C’est à lire
Une saga nous plonge dans l’Algérie française
Les Vertueux, le dernier roman de Yasmina Khadra

Yasmina Khadra, pseudonyme de Mohammed Moulessehoul, ex-officier de l’armée algérienne, vivant aujourd’hui en France, est un romancier très connu. Certains de ses livres, traduits dans de nombreuses langues, sont devenus des best-sellers. Ils ont presque tous un contenu historico-politique. Plusieurs se situent pendant la guerre civile entre islamistes et gouvernement FLN qui a ensanglanté l’Algérie. Tandis que Les Hirondelles de Kaboul évoque le sort tragique des femmes pendant le premier régime des talibans en Afghanistan, ou L’Attentat le conflit israélo-arabe.
Les Vertueux raconte l’histoire de Yacine Chéraga, qui vit très pauvrement avec sa famille dans un douar (village) perdu. Le héros du livre, très pieux et naïf, est une sorte de Candide du XXe siècle, car il offre quelque ressemblance avec le fameux personnage du roman éponyme de Voltaire. Il va découvrir divers aspects du monde, et surtout les plus tragiques. A l’automne 1914, il est engagé dans l’armée française, en remplacement d’un fils de riche propriétaire, dans des circonstances que les lectrices et lecteurs découvriront. Et cela afin d’aller combattre pour « notre Patrie la France », alors que les « indigènes » arabes ne bénéficient d’aucun droit dans l’Algérie coloniale. Après un camp d’entraînement en Afrique du Nord, où règnent la faim, le froid, les sanctions pour des fautes vénielles, la brutalité et le racisme des sous-officiers (quand ils sont Européens), sa compagnie traverse la Méditerranée et va rejoindre le « glorieux » Régiment de tirailleurs algériens. Ce qui nous rappelle le film Indigènes, qui évoque l’engagement des troupes nord-africaines dans les pires batailles de la Seconde Guerre mondiale. Mais ici, nous sommes en 1914-1918, dans les plaines froides et brumeuses de la Champagne, ravagées par les obus. Les pages consacrées à cette guerre, qui fut une véritable « boucherie européenne », sont parmi les plus fortes que nous ayons lues sur ce conflit. Quant au langage des soldats, il est souvent ordurier, mais peut-on le leur reprocher alors qu’ils connaissent la boue des tranchées, les poux, le bruit des explosions d’obus, la vision des camarades déchiquetés par les shrapnels ? Il est vrai que règnent aussi la camaraderie, voire l’amitié qui unissent ces hommes au front.

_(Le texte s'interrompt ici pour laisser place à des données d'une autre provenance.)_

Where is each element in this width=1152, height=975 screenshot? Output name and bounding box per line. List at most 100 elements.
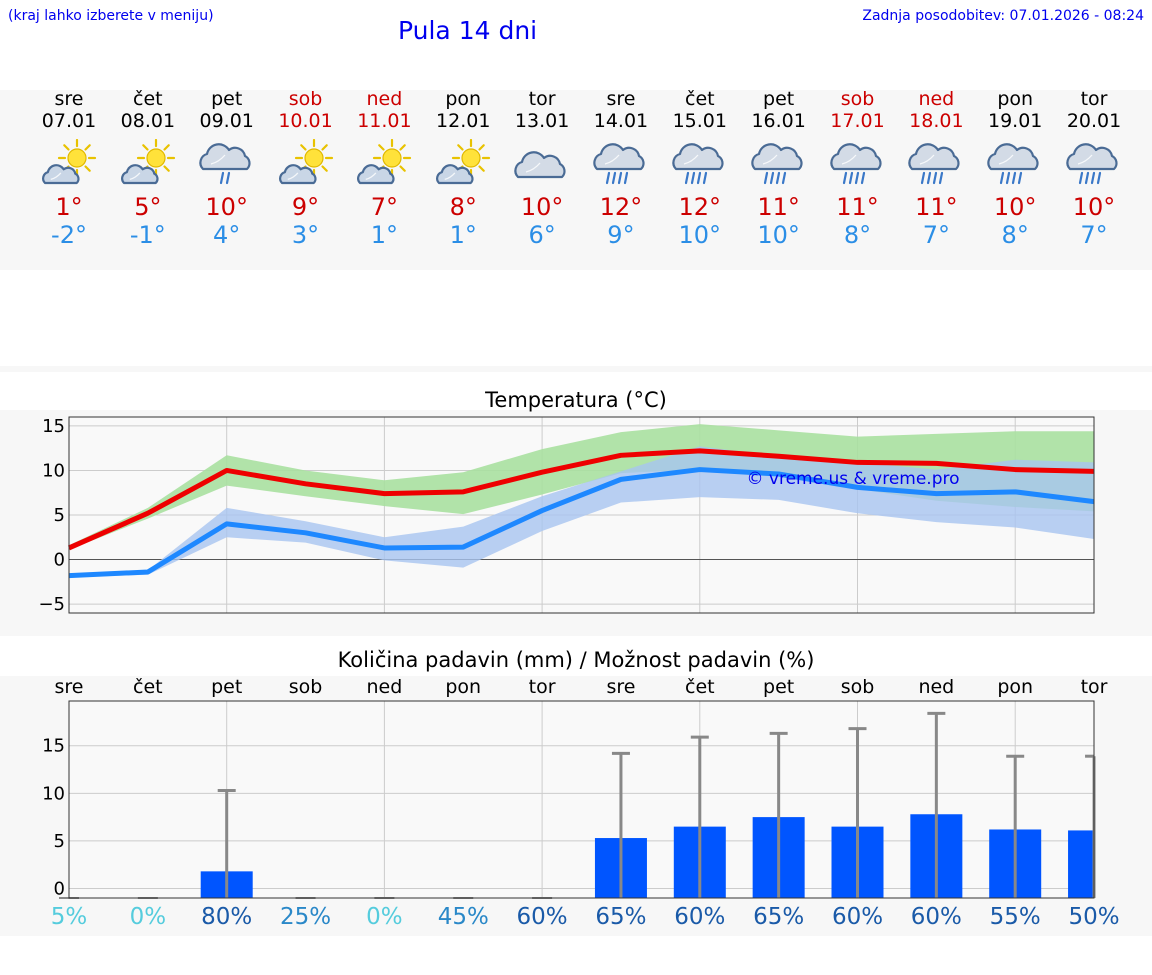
min-temperature: -1° (129, 221, 166, 249)
min-temperature: 4° (213, 221, 241, 249)
precipitation-day-label: sre (54, 676, 84, 698)
day-name: sob (288, 88, 323, 110)
cloud-icon (514, 151, 566, 179)
day-date: 19.01 (987, 110, 1043, 132)
day-column: ned 18.01 11° 7° (896, 88, 976, 249)
sun-cloud-icon (357, 139, 412, 185)
max-temperature: 11° (757, 193, 800, 221)
min-temperature: 10° (757, 221, 800, 249)
precipitation-day-label: ned (918, 676, 955, 698)
sun-cloud-icon (42, 139, 97, 185)
min-temperature-line (68, 467, 1095, 579)
day-column: čet 15.01 12° 10° (660, 88, 740, 249)
min-temperature: 1° (370, 221, 399, 249)
precipitation-day-label: sre (606, 676, 636, 698)
y-tick-label: 0 (54, 878, 65, 899)
cloud-light-rain-icon (198, 143, 251, 185)
min-temperature: 7° (1080, 221, 1108, 249)
day-column: sob 10.01 9° 3° (266, 88, 346, 249)
day-name: sob (840, 88, 875, 110)
day-name: pon (445, 88, 482, 110)
cloud-rain-icon (1066, 143, 1118, 185)
y-tick-label: 10 (42, 783, 65, 804)
watermark: © vreme.us & vreme.pro (746, 469, 959, 489)
min-temperature: 7° (922, 221, 950, 249)
day-column: pet 09.01 10° 4° (187, 88, 267, 249)
plot-frame (68, 700, 1095, 899)
max-temperature: 10° (993, 193, 1037, 221)
min-temperature: 9° (607, 221, 635, 249)
day-date: 12.01 (436, 110, 491, 132)
location-menu-hint[interactable]: (kraj lahko izberete v meniju) (8, 8, 214, 24)
precipitation-day-label: ned (366, 676, 403, 698)
day-date: 11.01 (357, 110, 412, 132)
day-date: 14.01 (593, 110, 649, 132)
max-temperature: 8° (449, 193, 477, 221)
day-name: tor (1080, 88, 1108, 110)
temperature-chart: 15 10 5 0 −5 © vreme.us & vreme.pro (38, 416, 1095, 615)
min-temperature: 8° (1001, 221, 1029, 249)
precipitation-title-area (0, 646, 1152, 676)
min-temperature: 10° (678, 221, 722, 249)
precipitation-day-label: čet (685, 676, 715, 698)
max-temperature: 10° (205, 193, 248, 221)
max-temperature: 1° (55, 193, 83, 221)
temperature-title-area (0, 372, 1152, 410)
cloud-rain-icon (593, 143, 645, 185)
day-date: 10.01 (278, 110, 333, 132)
precipitation-probability: 60% (516, 904, 568, 930)
day-name: ned (366, 88, 403, 110)
max-temperature: 5° (134, 193, 162, 221)
max-temperature-line (67, 448, 1095, 551)
y-tick-label: −5 (38, 594, 65, 615)
precipitation-day-label: pon (445, 676, 482, 698)
precipitation-probability: 45% (437, 904, 489, 930)
day-name: pet (763, 88, 795, 110)
day-column: tor 20.01 10° 7° (1054, 88, 1134, 249)
day-column: pet 16.01 11° 10° (739, 88, 819, 249)
day-name: sre (606, 88, 636, 110)
day-date: 08.01 (120, 110, 176, 132)
day-date: 18.01 (909, 110, 964, 132)
day-name: ned (918, 88, 955, 110)
day-column: pon 19.01 10° 8° (975, 88, 1055, 249)
day-name: čet (685, 88, 715, 110)
precipitation-day-label: sob (288, 676, 323, 698)
precipitation-probability: 25% (279, 904, 332, 930)
day-name: pet (211, 88, 243, 110)
plot-frame (68, 416, 1095, 614)
precipitation-day-label: tor (528, 676, 556, 698)
precipitation-day-label: sob (840, 676, 875, 698)
day-column: sob 17.01 11° 8° (818, 88, 898, 249)
day-column: ned 11.01 7° 1° (344, 88, 424, 249)
day-date: 15.01 (672, 110, 727, 132)
day-column: pon 12.01 8° 1° (423, 88, 503, 249)
sun-cloud-icon (436, 139, 491, 185)
day-date: 17.01 (830, 110, 885, 132)
precipitation-probability: 0% (366, 904, 403, 930)
precipitation-probability: 5% (50, 904, 88, 930)
cloud-rain-icon (987, 143, 1039, 185)
precipitation-probability: 55% (989, 904, 1041, 930)
y-tick-label: 15 (42, 416, 65, 437)
max-temperature: 11° (836, 193, 879, 221)
min-temperature: 8° (843, 221, 872, 249)
precipitation-probability: 0% (129, 904, 167, 930)
precipitation-day-label: pon (997, 676, 1034, 698)
min-temperature: 3° (291, 221, 320, 249)
min-temperature: 1° (449, 221, 477, 249)
day-date: 13.01 (514, 110, 570, 132)
day-name: pon (997, 88, 1034, 110)
day-column: sre 07.01 1° -2° (29, 88, 109, 249)
y-tick-label: 15 (42, 736, 65, 757)
sun-cloud-icon (120, 139, 175, 185)
day-name: sre (54, 88, 84, 110)
precipitation-day-label: tor (1080, 676, 1108, 698)
precipitation-day-label: pet (763, 676, 795, 698)
day-date: 09.01 (199, 110, 254, 132)
cloud-rain-icon (908, 143, 960, 185)
day-date: 16.01 (751, 110, 806, 132)
day-date: 20.01 (1066, 110, 1122, 132)
sun-cloud-icon (278, 139, 333, 185)
y-tick-label: 5 (54, 831, 65, 852)
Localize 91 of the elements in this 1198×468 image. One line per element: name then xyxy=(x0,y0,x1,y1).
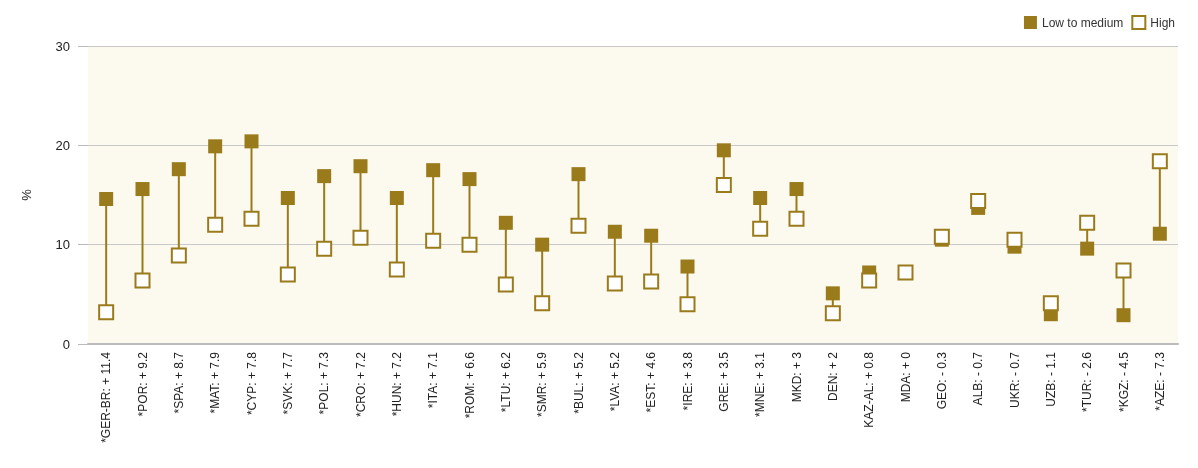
point xyxy=(607,224,622,239)
point xyxy=(462,172,477,187)
point xyxy=(753,190,768,205)
point xyxy=(933,228,950,245)
point xyxy=(207,216,224,233)
point xyxy=(824,305,841,322)
point xyxy=(99,191,114,206)
x-tick-label: *MNE: + 3.1 xyxy=(753,351,768,418)
legend-label: Low to medium xyxy=(1041,15,1124,30)
x-tick-label: DEN: + 2 xyxy=(825,351,840,402)
point xyxy=(316,240,333,257)
x-tick-label: *SVK: + 7.7 xyxy=(280,351,295,415)
point xyxy=(208,139,223,154)
point xyxy=(788,210,805,227)
x-tick-label: *ITA: + 7.1 xyxy=(426,351,441,409)
point xyxy=(534,295,551,312)
y-axis-title: % xyxy=(19,188,34,201)
x-tick-label: MKD: + 3 xyxy=(789,351,804,403)
x-tick-label: *CRO: + 7.2 xyxy=(353,351,368,418)
point xyxy=(279,266,296,283)
point xyxy=(317,169,332,184)
x-tick-label: UKR: - 0.7 xyxy=(1007,351,1022,409)
legend-label: High xyxy=(1150,15,1176,30)
point xyxy=(643,273,660,290)
x-tick-label: *SPA: + 8.7 xyxy=(171,351,186,414)
point xyxy=(680,259,695,274)
x-tick-label: *ROM: + 6.6 xyxy=(462,351,477,419)
y-tick-label: 10 xyxy=(55,237,70,253)
point xyxy=(389,190,404,205)
x-tick-label: *GER-BR: + 11.4 xyxy=(99,351,114,443)
point xyxy=(170,247,187,264)
point xyxy=(825,286,840,301)
point xyxy=(426,163,441,178)
point xyxy=(1115,262,1132,279)
point xyxy=(1080,241,1095,256)
point xyxy=(1079,214,1096,231)
y-tick-label: 0 xyxy=(62,336,70,352)
x-tick-label: *CYP: + 7.8 xyxy=(244,351,259,416)
x-tick-label: GRE: + 3.5 xyxy=(716,351,731,412)
point xyxy=(644,228,659,243)
x-tick-label: *HUN: + 7.2 xyxy=(389,351,404,417)
point xyxy=(171,162,186,177)
x-tick-label: *LVA: + 5.2 xyxy=(607,351,622,412)
x-tick-label: KAZ-AL: + 0.8 xyxy=(862,351,877,428)
x-tick-label: *AZE: - 7.3 xyxy=(1152,351,1167,411)
point xyxy=(1042,295,1059,312)
point xyxy=(789,182,804,197)
point xyxy=(98,304,115,321)
x-tick-label: *SMR: + 5.9 xyxy=(535,351,550,418)
x-tick-label: GEO: - 0.3 xyxy=(934,351,949,410)
point xyxy=(970,192,987,209)
point xyxy=(1006,231,1023,248)
point xyxy=(352,229,369,246)
point xyxy=(1151,153,1168,170)
point xyxy=(280,190,295,205)
point xyxy=(243,210,260,227)
point xyxy=(1116,308,1131,323)
point xyxy=(461,236,478,253)
x-tick-label: *LTU: + 6.2 xyxy=(498,351,513,413)
point xyxy=(425,232,442,249)
point xyxy=(535,237,550,252)
point xyxy=(571,167,586,182)
point xyxy=(135,182,150,197)
point xyxy=(1152,226,1167,241)
point xyxy=(244,134,259,149)
point xyxy=(498,215,513,230)
point xyxy=(861,272,878,289)
point xyxy=(606,275,623,292)
x-tick-label: *EST: + 4.6 xyxy=(644,351,659,413)
x-tick-label: *MAT: + 7.9 xyxy=(208,351,223,414)
point xyxy=(388,261,405,278)
point xyxy=(570,217,587,234)
point xyxy=(752,220,769,237)
y-tick-label: 30 xyxy=(55,38,70,54)
x-tick-label: *IRE: + 3.8 xyxy=(680,351,695,411)
x-tick-label: MDA: + 0 xyxy=(898,351,913,403)
point xyxy=(497,276,514,293)
x-tick-label: UZB: - 1.1 xyxy=(1043,351,1058,407)
x-tick-label: *POL: + 7.3 xyxy=(317,351,332,415)
point xyxy=(715,177,732,194)
x-tick-label: *BUL: + 5.2 xyxy=(571,351,586,414)
point xyxy=(134,272,151,289)
point xyxy=(897,264,914,281)
x-tick-label: *KGZ: - 4.5 xyxy=(1116,351,1131,413)
point xyxy=(353,159,368,174)
x-tick-label: *POR: + 9.2 xyxy=(135,351,150,417)
point xyxy=(716,143,731,158)
x-tick-label: ALB: - 0.7 xyxy=(971,351,986,406)
y-tick-label: 20 xyxy=(55,137,70,153)
x-tick-label: *TUR: - 2.6 xyxy=(1080,351,1095,413)
point xyxy=(679,296,696,313)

Après la victoire de 1918, on retrouve Yacine en Algérie, d’abord à Oran où, rappelons-le, se déroulait aussi le fameux roman d’Albert Camus, La Peste. Yasmina Khadra décrit ce monde algérien qu’il connaît fort bien, l’atmo-sphère de ses souks, ses tramways, ses petits métiers, les deux sociétés, européenne coloniale et « indigène », qui se côtoient sans se mêler. Tombant de Charybde en Sylla, le personnage central aboutit dans le reg (désert de pierres), au milieu des tentes de Zorg, son ancien camarade au front, devenu une sorte d’exalté mystique et nationaliste, croyant pouvoir mener avec succès une révolte contre le pouvoir colonial français et sa puissante armée, alors que le temps de la victoire de la lutte pour l’Indépendance algérienne n’est pas encore venu. On suit les épisodes de cette guérilla de cavaliers faméliques. Yacine va y trouver l’amour de la jeune Mariem, un beau moment de répit. Mais une nouvelle calamité s’abat sur lui. Rattrapé par une vieille histoire, le voilà condamné au bagne. Il finira par en sortir en 1938. Ses années de vieillesse sont celles d’un homme qui a passé par les horreurs du monde, mais qui a enfin trouvé la sérénité et la paix.
A l’instar des autres romans de Yasmina Khadra, souvent très durs, mais tous habités par un véritable humanisme, ce livre de bout en bout passionnant vaut la peine d’être lu.
Yasmina Khadra, Les Vertueux, Paris, Mialet Barrault Éditeurs (Flammarion) 2022, 541 p.